Como en todas sus novelas, la documentación histórica de
“Revolución” es exhaustiva, fidedigna e
impecable. Podríamos hablar de una novela histórica, pero, como aclaró su autor
en la presentación del libro en Madrid, Reverte solo utiliza la historia como
pretexto y marco narrativo. Sobre una precisa ambientación histórica, se
construye una novela de aventuras y de aprendizaje. En esos días de
acontecimientos frenéticos y vivencias extremas, el joven ingeniero español aprende
con rapidez sobre conceptos como la vida, la lealtad, el amor, la violencia, la
muerte o la amistad. Como corresponsal de guerra durante años en los que vivió
experiencias con cierto grado de similitud con las narradas, Pérez-Reverte ha
señalado que hay algunos elementos de su biografía en la novela, pero pasados
por el filtro de la literatura, y que el modo de mirar el mundo del protagonista
es en buena medida el suyo.
Un aspecto muy destacable de la novela es el uso del
lenguaje de los personajes, claramente diferenciado según su estrato social.

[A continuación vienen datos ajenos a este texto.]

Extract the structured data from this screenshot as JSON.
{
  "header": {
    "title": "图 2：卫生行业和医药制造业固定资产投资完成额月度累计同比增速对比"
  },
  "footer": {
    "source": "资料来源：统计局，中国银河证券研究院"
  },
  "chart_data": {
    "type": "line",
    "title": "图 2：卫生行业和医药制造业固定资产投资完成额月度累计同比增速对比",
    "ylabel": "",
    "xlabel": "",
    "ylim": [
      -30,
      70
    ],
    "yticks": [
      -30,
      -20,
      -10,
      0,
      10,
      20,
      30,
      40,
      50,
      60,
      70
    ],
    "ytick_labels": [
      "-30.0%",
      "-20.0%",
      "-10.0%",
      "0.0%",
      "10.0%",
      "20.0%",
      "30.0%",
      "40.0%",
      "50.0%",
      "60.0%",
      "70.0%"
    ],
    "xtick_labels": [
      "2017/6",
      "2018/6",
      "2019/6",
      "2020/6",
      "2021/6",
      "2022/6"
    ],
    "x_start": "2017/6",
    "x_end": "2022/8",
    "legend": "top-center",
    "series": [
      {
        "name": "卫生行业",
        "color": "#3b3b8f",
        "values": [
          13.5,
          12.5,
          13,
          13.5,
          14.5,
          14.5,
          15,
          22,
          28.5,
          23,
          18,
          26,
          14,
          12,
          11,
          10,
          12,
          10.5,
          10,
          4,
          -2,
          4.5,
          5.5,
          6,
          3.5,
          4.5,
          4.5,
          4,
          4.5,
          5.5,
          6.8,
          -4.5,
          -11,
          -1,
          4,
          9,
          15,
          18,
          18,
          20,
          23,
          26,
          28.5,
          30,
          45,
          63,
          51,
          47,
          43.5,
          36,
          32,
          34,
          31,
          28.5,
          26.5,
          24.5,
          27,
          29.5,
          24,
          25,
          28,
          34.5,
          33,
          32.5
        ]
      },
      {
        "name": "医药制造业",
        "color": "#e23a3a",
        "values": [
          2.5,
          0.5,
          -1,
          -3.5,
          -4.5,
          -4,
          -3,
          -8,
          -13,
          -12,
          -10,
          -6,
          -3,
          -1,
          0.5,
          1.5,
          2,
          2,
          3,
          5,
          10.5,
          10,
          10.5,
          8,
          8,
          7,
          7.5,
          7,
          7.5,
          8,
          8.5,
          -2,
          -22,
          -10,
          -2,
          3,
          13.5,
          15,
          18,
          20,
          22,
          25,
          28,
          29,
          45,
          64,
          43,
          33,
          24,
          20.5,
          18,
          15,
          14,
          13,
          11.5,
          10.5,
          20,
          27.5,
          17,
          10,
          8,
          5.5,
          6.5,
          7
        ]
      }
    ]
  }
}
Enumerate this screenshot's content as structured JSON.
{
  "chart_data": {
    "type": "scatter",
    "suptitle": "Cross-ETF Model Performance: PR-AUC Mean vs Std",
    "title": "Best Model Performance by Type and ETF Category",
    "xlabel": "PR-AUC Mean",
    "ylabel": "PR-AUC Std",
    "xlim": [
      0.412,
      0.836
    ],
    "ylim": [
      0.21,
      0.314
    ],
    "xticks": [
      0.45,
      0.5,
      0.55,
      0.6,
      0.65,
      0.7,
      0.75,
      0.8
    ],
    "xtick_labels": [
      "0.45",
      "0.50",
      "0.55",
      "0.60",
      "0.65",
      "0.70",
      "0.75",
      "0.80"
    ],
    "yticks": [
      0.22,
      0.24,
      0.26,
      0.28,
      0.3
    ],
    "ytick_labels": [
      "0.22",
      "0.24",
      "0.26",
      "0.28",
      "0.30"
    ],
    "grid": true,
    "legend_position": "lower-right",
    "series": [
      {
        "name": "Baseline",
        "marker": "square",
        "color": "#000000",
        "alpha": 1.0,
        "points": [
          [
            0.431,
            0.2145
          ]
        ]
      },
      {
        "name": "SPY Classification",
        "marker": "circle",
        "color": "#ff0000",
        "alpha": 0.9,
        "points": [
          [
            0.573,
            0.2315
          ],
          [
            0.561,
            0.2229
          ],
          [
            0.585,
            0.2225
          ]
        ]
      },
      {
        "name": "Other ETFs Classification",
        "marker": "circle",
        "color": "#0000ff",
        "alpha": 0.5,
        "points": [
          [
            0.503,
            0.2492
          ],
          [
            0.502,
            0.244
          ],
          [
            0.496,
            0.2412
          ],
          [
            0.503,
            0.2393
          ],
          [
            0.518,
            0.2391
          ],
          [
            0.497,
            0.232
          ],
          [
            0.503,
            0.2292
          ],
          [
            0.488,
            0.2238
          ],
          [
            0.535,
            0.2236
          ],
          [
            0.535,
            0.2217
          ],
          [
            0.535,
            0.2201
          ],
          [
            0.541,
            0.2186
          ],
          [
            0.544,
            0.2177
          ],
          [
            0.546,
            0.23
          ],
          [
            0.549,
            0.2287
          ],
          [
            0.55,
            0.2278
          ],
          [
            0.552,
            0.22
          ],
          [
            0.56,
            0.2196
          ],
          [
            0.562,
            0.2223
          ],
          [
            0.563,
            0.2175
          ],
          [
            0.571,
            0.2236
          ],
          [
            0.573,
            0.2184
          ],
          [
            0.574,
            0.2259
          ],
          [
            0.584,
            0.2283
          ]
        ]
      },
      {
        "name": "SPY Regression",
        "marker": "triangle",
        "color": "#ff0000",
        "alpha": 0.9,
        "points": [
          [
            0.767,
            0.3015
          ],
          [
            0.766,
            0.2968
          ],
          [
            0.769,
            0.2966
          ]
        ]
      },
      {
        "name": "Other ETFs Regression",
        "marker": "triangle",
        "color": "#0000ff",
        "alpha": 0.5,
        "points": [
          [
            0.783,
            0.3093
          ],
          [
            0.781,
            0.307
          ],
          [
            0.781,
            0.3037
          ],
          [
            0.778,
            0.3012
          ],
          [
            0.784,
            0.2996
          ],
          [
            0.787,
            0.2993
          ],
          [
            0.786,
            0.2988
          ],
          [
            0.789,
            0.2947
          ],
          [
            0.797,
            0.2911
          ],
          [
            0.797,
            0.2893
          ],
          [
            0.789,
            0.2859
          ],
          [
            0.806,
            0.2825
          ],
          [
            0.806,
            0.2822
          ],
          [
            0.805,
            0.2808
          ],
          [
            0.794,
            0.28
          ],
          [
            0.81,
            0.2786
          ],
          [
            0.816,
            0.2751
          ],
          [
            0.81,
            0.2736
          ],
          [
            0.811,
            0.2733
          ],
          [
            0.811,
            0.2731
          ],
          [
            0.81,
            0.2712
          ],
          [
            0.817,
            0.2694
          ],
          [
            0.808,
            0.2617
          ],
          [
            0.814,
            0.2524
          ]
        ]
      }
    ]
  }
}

Los procedentes del pueblo llano utilizan numerosas expresiones populares
mexicanas, como “van a sobrar sombreros”, “pos vamos a verlo, que pa luego es
tarde”, “¡Abran jijos de la chingada o entramos echando bala!”, “tiznar igual
que a un perro”, “quihúbole”, “épale”, “chingatumadre”, “újole, es el mero mero”,
“me vale madres” y muchísimas más. El autor logra su pretensión de hacer que el
lector no solo lea esas expresiones sino que además las oiga. Este uso del rico
e ingenioso lenguaje popular se inscribe en unos diálogos dinámicos y ágiles,
con gran sentido del humor, dentro de una novela con mucho ritmo narrativo y
una perfecta estructura constructiva.
Capítulo
aparte merece la extraordinaria galería de personajes que encontramos en el
libro. Además del joven Martín Garret, de 24 años, nacido en Linares y protagonista
del relato, se mueve por él un variado elenco de personajes tanto históricos
como inventados. Entre los históricos, destaca el desmesurado Pancho Villa, de
espontaneidad campesina sin filtros ni cortapisas, risa estentórea y capaz de
la máxima generosidad y de la crueldad más implacable. En menor medida, aparece
el más bajito de talla y más refinado, idealista e intelectual presidente Francisco Madero y,
con aún menor presencia, el revolucionario sureño Emilio Zapata. De los
inventados, sobresale Genovevo Garza, valiente y disciplinado revolucionario
del pueblo llano con el que Martín Garret establece mayor relación. También de
interés son el taimado indio Sarmiento, el oficial del ejército mexicano
Jacinto Córdova, rival amoroso de Garret y con un decimonónico y estricto
sentido del honor, o el mercenario estadounidense Tom Logan, que lucha con los
revolucionarios.
Mención aparte y especial merecen los tres
principales personajes femeninos: la soldadera Maclovia Ángeles, que sigue con
fidelidad a su hombre durante la guerra; la guapa, coqueta y de familia
adinerada Yunuen Laredo, que asume los códigos de su clase social en la época;
y la periodista yanqui Diana Palmer, decidida, independiente, algo masculina y
nada convencional, inspirada en parte, según el autor, en Nellie Bly, pionera
periodista en aquellos años. Un conjunto de personajes y sucesos que componen
un México en el que se mezclan de manera singular y paradójica la crueldad y la
ternura, la lealtad y la violencia, la brusquedad y la cortesía.
No hay
aquí espacio para más. “Revolución” es una espléndida novela de un escritor de
gran oficio literario, amante de la historia y ampliamente documentado en ella,
que trabaja a fondo y cuida al detalle sus narraciones, que a la vez que
instruyen al lector le hacen pasar inolvidables momentos placenteros de
lectura. No hace falta pedir más.
Revolución”.
Arturo Pérez-Reverte. Alfaguara. 2022. 464 páginas.